Structural Inequalities: A cross sector approach to tackling inequalities in the UK

This panel session will discuss how the public, private and not-for-profit sectors can better address structural inequalities to deliver more inclusive and ultimately successful organisations and by extension, society. Doing so will enable gaps in our collective understanding to be plugged and provide a clear pathway for employers, the third sector, researchers and policy communities to take positive action towards improving inequalities in the UK. The focus will be around five core themes: language, opportunity, understanding evidence, voice and place.

Download the agenda here

 

About the speakers

  • Dr Olivia Stevenson

    Head of UCL Public Policy and Co-founder, Universities Policy Engagement Network (UPEN)

    Dr Olivia Stevenson leads UCL’s flagship initiative to support academic-policy engagement, is a co-founder of the Universities Policy Engagement Network and is one of the authors on the UCL-Resolution Foundation report ‘Structurally Unsound’. 

  • Siobhan Morris

    Siobhan Morris, Coordinator, UCL Grand Challenge of Justice and Equality

    Siobhan Morris is lead author of the UCL-Resolution Foundation report ‘Structurally Unsound’ and leads UCLs Grand Challenge of Justice and Equality, working with academics and external partners to facilitate research and collaborations.

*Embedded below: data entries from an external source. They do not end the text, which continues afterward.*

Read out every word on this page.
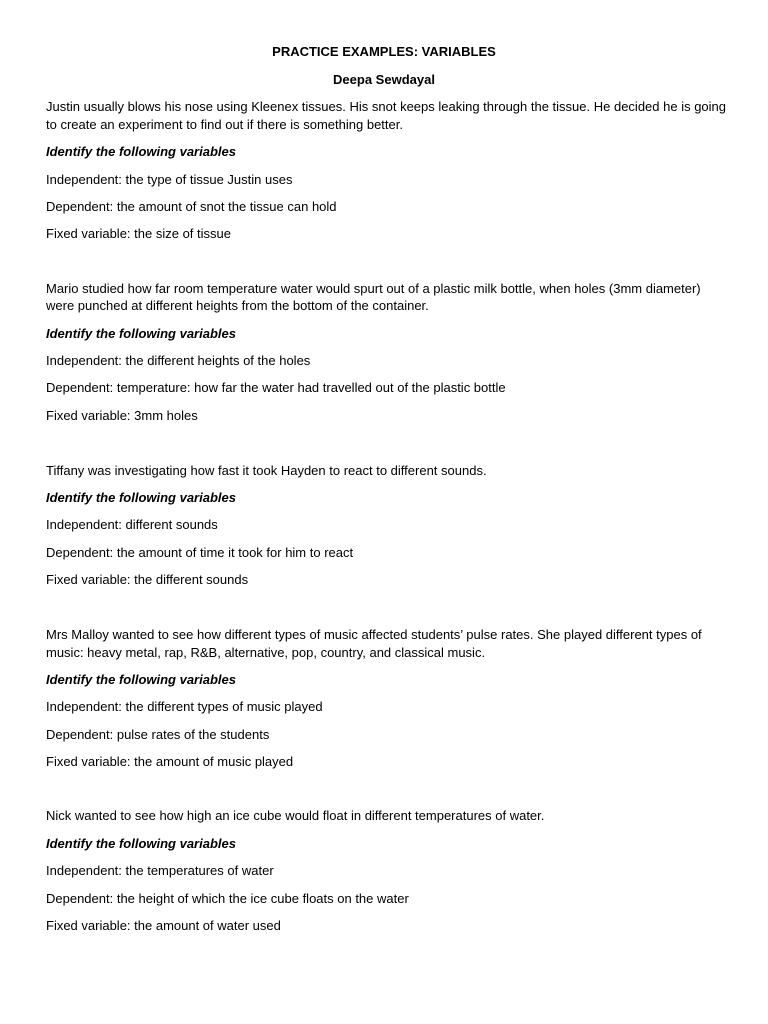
PRACTICE EXAMPLES: VARIABLES
Deepa Sewdayal
Justin usually blows his nose using Kleenex tissues. His snot keeps leaking through the tissue. He decided he is going
to create an experiment to find out if there is something better.
Identify the following variables
Independent: the type of tissue Justin uses
Dependent: the amount of snot the tissue can hold
Fixed variable: the size of tissue
Mario studied how far room temperature water would spurt out of a plastic milk bottle, when holes (3mm diameter)
were punched at different heights from the bottom of the container.
Identify the following variables
Independent: the different heights of the holes
Dependent: temperature: how far the water had travelled out of the plastic bottle
Fixed variable: 3mm holes
Tiffany was investigating how fast it took Hayden to react to different sounds.
Identify the following variables
Independent: different sounds
Dependent: the amount of time it took for him to react
Fixed variable: the different sounds
Mrs Malloy wanted to see how different types of music affected students’ pulse rates. She played different types of
music: heavy metal, rap, R&B, alternative, pop, country, and classical music.
Identify the following variables
Independent: the different types of music played
Dependent: pulse rates of the students
Fixed variable: the amount of music played
Nick wanted to see how high an ice cube would float in different temperatures of water.
Identify the following variables
Independent: the temperatures of water
Dependent: the height of which the ice cube floats on the water
Fixed variable: the amount of water used
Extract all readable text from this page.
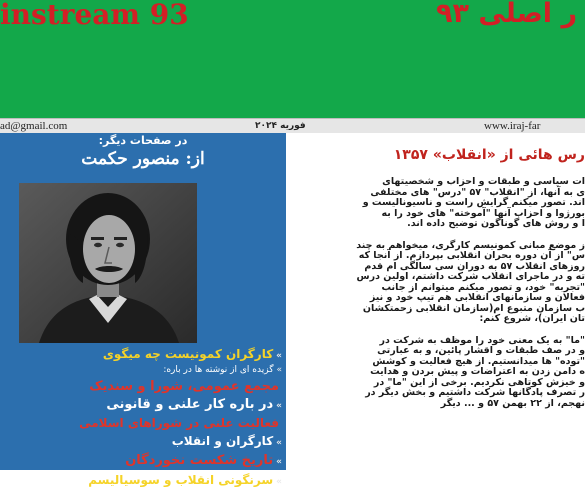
instream 93	ر اصلی ۹۳
ad@gmail.com	فوریه ۲۰۲۴	www.iraj-far
در صفحات دیگر:
از: منصور حکمت
»کارگران کمونیست چه میگوی
»گزیده ای از نوشته ها در باره:
مجمع عمومی، شورا و سندیک
»در باره کار علنی و قانونی
فعالیت علنی در شوراهای اسلامی
»کارگران و انقلاب
»تاریخ شکست نخوردگان
»سرنگونی انقلاب و سوسیالیسم
رس هائی از «انقلاب» ۱۳۵۷
ات سیاسی و طبقات و احزاب و شخصیتهای
ی به آنها، از "انقلاب" ۵۷ "درس" های مختلفی
اند. تصور میکنم گرایش راست و ناسیونالیست و
بورژوا و احزاب آنها "آموخته" های خود را به
ا و روش های گوناگون توضیح داده اند.
ز موضع مبانی کمونیسم کارگری، میخواهم به چند
س" از آن دوره بحران انقلابی بپردازم. از آنجا که
روزهای انقلاب ۵۷ به دوران سی سالگی ام قدم
ته و در ماجرای انقلاب شرکت داشتم، اولین درس
"تجربه" خود، و تصور میکنم میتوانم از جانب
فعالان و سازمانهای انقلابی هم تیپ خود و نیز
ب سازمان متبوع ام(سازمان انقلابی زحمتکشان
تان ایران)، شروع کنم:
"ما" به یک معنی خود را موظف به شرکت در
و در صف طبقات و اقشار پائین، و به عبارتی
"توده" ها میدانستیم. از هیچ فعالیت و کوشش
ه دامن زدن به اعتراضات و پیش بردن و هدایت
و خیزش کوتاهی نکردیم. برخی از این "ما" در
ر تصرف پادگانها شرکت داشتیم و بخش دیگر در
نهجم، از ۲۲ بهمن ۵۷ و ... دیگر
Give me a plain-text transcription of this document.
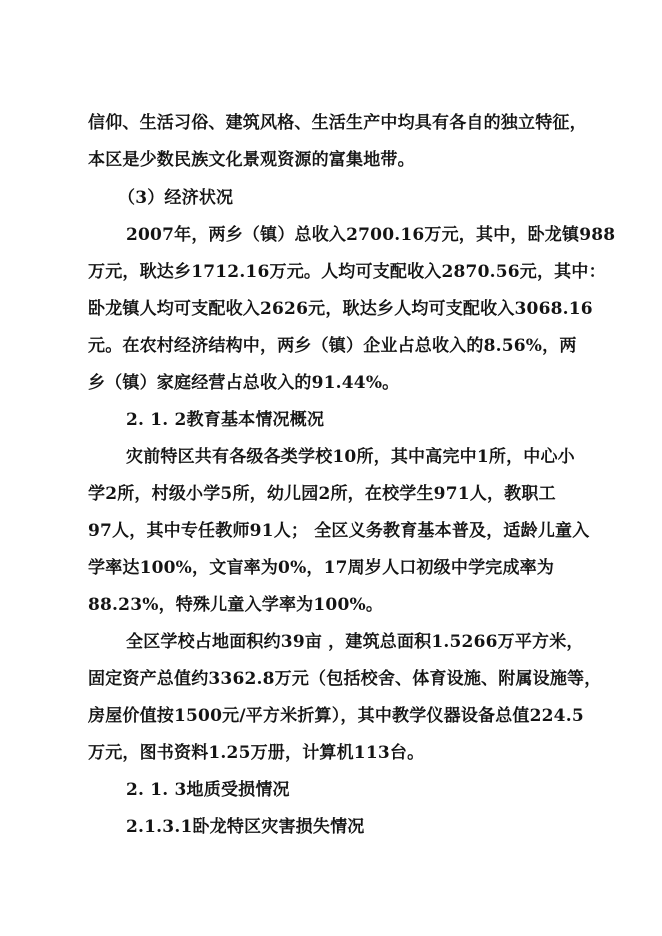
信仰、生活习俗、建筑风格、生活生产中均具有各自的独立特征，
本区是少数民族文化景观资源的富集地带。
（3）经济状况
2007年，两乡（镇）总收入2700.16万元，其中，卧龙镇988
万元，耿达乡1712.16万元。人均可支配收入2870.56元，其中：
卧龙镇人均可支配收入2626元，耿达乡人均可支配收入3068.16
元。在农村经济结构中，两乡（镇）企业占总收入的8.56%，两
乡（镇）家庭经营占总收入的91.44%。
2. 1. 2教育基本情况概况
灾前特区共有各级各类学校10所，其中高完中1所，中心小
学2所，村级小学5所，幼儿园2所，在校学生971人，教职工
97人，其中专任教师91人； 全区义务教育基本普及，适龄儿童入
学率达100%，文盲率为0%，17周岁人口初级中学完成率为
88.23%，特殊儿童入学率为100%。
全区学校占地面积约39亩 ，建筑总面积1.5266万平方米，
固定资产总值约3362.8万元（包括校舍、体育设施、附属设施等，
房屋价值按1500元/平方米折算），其中教学仪器设备总值224.5
万元，图书资料1.25万册，计算机113台。
2. 1. 3地质受损情况
2.1.3.1卧龙特区灾害损失情况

Siobhan has published widely on structural and relational inequalities. 

  • Melody Moore

    Senior Client Partner, Korn Ferry

    Melody Moore is a Senior Client Partner based in Korn Ferry’s London office, and is the UK D&I practice lead. She has been a consultant for over 17 years, and has worked with a wide variety of clients in the public and private sector. Projects include design of a high potential assessment process for the Civil Service, design of induction and behavioural development workshops for a global bank, helping a public sector define their Inclusion strategy, design of leadership development programmes for a financial services client. Melody has worked with clients across a wide range of sectors and geographies, helping clients align their people with their business strategy. She specialises in D&I, talent management, leadership development, executive coaching, team development, and executive assessment. Her D&I expertise is based around helping clients define and implement their D&I strategy, including Unconscious Bias and Inclusive Leadership training Prior to joining Korn Ferry, Melody was a manager in the National Health Service, and combines her leadership experience with consulting skills to create pragmatic solutions for her clients.

  • Matthew Whittaker

    Chief Executive Officer, Pro Bono Economics

    Matt is chief executive at Pro Bono Economics, a charity that connects volunteer economists to other charities in order to help them run economic evaluations of their various programmes. He joined in November 2019, having spent the previous 11 years at the Resolution Foundation think tank. He had overall responsibility for the organisation’s research output, and was a leading expert in his own right on the subject of income inequality. He has worked across a number of areas related to UK living standards, with his extensive body of written work and regular media contributions covering the labour market, the tax and benefit system, housing, consumer debt, public finances, and the macroeconomy. He was co-chair of the 2019 ‘Exploring Inequalities’ project run by the Resolution Foundation and UCL, which took a multi-disciplinary approach to digging into the nature of – and intersections between – different types of structural inequality.

  • Tess Lanning

    Head of Enterprise and Employment Strategy, London Borough of Barking and Dagenham

    Tess Lanning is Head of Enterprise and Employment Strategy in the Inclusive Growth team at Barking and Dagenham Council, where she oversees strategies to improve the quantity and quality of jobs available to local people in the borough. Previously, as Director (maternity cover) of the Living Wage Foundation - and before that Head of Policy and Business Development – Tess oversaw the high profile campaign asking employers to pay a real Living Wage, including the development of a new campaign to tackle insecurity at work. Between 2013 and 2015 she worked as adviser to the Leader of the Opposition on business, skills and labour market policy, and before that as a senior researcher on economic and social policy at the Institute for Public Policy Research. She has been engaged as a consultant by various organisations to conduct work on issues relating to training, job quality and economic development policy and sits on the board of the community interest company Timewise, which supports employers to create quality flexible jobs that meet the needs of employees and employers alike.